O casal preocupava-se um pouco, mas Maria avisava Zeca que era normal. Em toda gestação, a criança se mexe. O perigo é quando não mexe nada. Parece não se desenvolver.

Numa tarde que parecia bastante bonita e calma, o Sol se esconde, nuvens escuras aparecem, o vento levanta ondas fortes nas águas do rio e uma forte tempestade cai.

Zeca Tibúrcio se assusta e corre a ver sua canoa, procura amarrá-la fortemente nas tábuas que seguram a casa. Poderiam necessitar dela para transporte. Logo após, vai observar Maria das Mercês.

Encontra-a deitada, um pouco assustada, com as mãos alisando a barriga, como quem quer oferecer calma e proteção.

Pergunta-lhe, aflito, se sente alguma dor e ela responde que não. Só um pequeno susto.

Zeca, então, vai sentar-se perto da entrada e observa a queda forte dos pingos de chuva. As águas do rio estão rápidas, violentas, trazendo de longe tudo que encontram.

De repente, vê, assustado, que algo volumoso para, se encosta na parede da casa, interrompido por uma coluna. Levanta-se rápido e vai ver o que é!

Espantado, percebe que é um corpo de homem, já desfalecido, trazido pela corrente. Deve ter caído e se afogado. As águas são mais fundas nessa região.

Não consegue puxá-lo para cima e, desesperado, lembra-se de que todos os moradores daquele local possuem uma espécie de tiro para o alto, um sinal barulhento que os chama em situação de perigo.

Corre a buscar o seu e envia vários sinais, para ser atendido, anuncia uma emergência.

Logo aparecem várias embarcações e, uma delas, da polícia aduaneira, que imediatamente socorre o moribundo, reconhecendo-o como habitante, morador não muito de longe. É levado ao hospital e, possivelmente, ao necrotério.

Quando a situação se acalma, Zeca se lembra de Maria e corre a vê-la.

Está ainda deitada, muito branca, assustada com todo aquele tumulto, sem sentir a criança se mexer.

Queixa-se ao marido e este acha melhor levá-la ao posto próximo, aproveita que a chuva se acalmou.
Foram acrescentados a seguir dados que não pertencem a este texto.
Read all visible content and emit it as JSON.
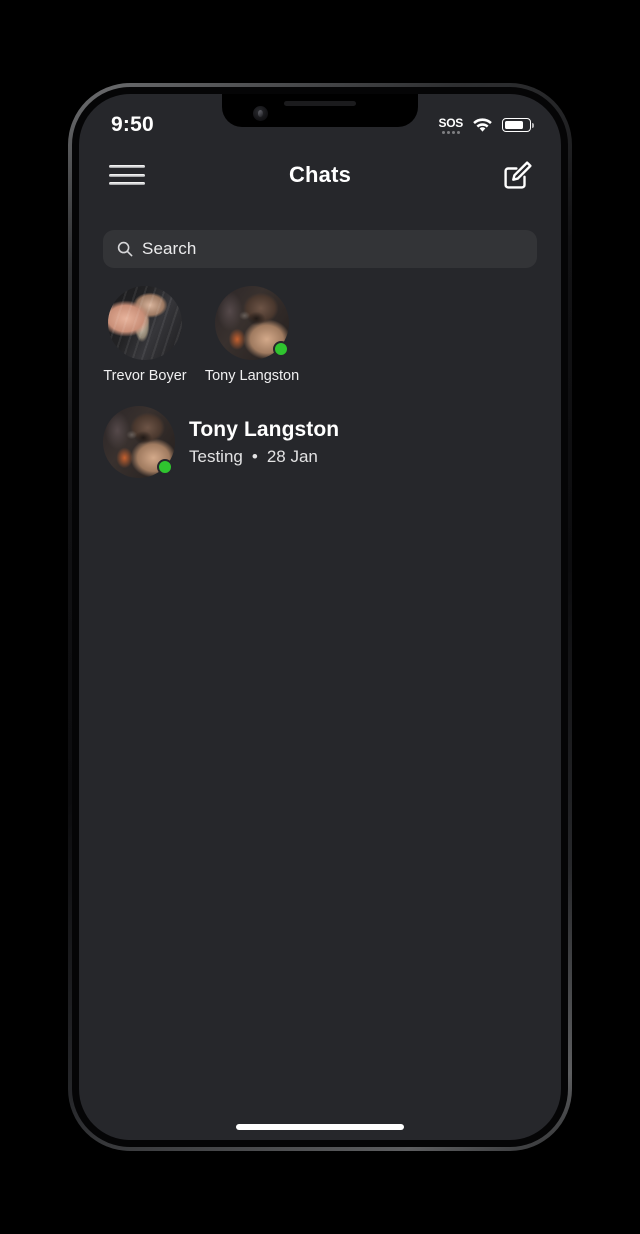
{
  "status_bar": {
    "time": "9:50",
    "cellular_label": "SOS",
    "wifi_icon": "wifi-icon",
    "battery_icon": "battery-icon",
    "battery_level_percent": 78
  },
  "header": {
    "title": "Chats",
    "menu_icon": "hamburger-menu-icon",
    "compose_icon": "compose-icon"
  },
  "search": {
    "placeholder": "Search",
    "value": "",
    "icon": "search-icon"
  },
  "stories": [
    {
      "name": "Trevor Boyer",
      "online": false,
      "avatar": "avatar-trevor-boyer"
    },
    {
      "name": "Tony Langston",
      "online": true,
      "avatar": "avatar-tony-langston"
    }
  ],
  "chats": [
    {
      "name": "Tony Langston",
      "preview": "Testing",
      "separator": "•",
      "date": "28 Jan",
      "online": true,
      "avatar": "avatar-tony-langston"
    }
  ],
  "colors": {
    "screen_background": "#26272b",
    "search_background": "#333437",
    "online_green": "#2fc42f",
    "primary_text": "#ffffff",
    "secondary_text": "#e2e2e3"
  }
}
Juntos, no pequeno e rápido barco, o casal mostra-se diferente das outras ocasiões em que saíam a passear. A situação não era mais de um casal jovem, aventureiro, mas de pais preocupados e sérios com o futuro filho, com a responsabilidade de uma família em início.

Zeca pensa: ”Que ideia tivemos com esse romantismo!”

Maria pensa: “E agora, será que a criança se assustou e não cresce mais?”

São atendidos por um médico simpático que os acalma e explica que Maria deve ter se assustado muito com o barulho. A criança está em desenvolvimento normal. Voltam mais tranquilos.

Zeca começa a cismar um pouco, agora, com o local em que mora. Gostam da casa, da paisagem, do lugar, mas pode ser também muito sofrido e perigoso, quando em enchente. Difícil também para criar criança, com muitas necessidades. O que fazer?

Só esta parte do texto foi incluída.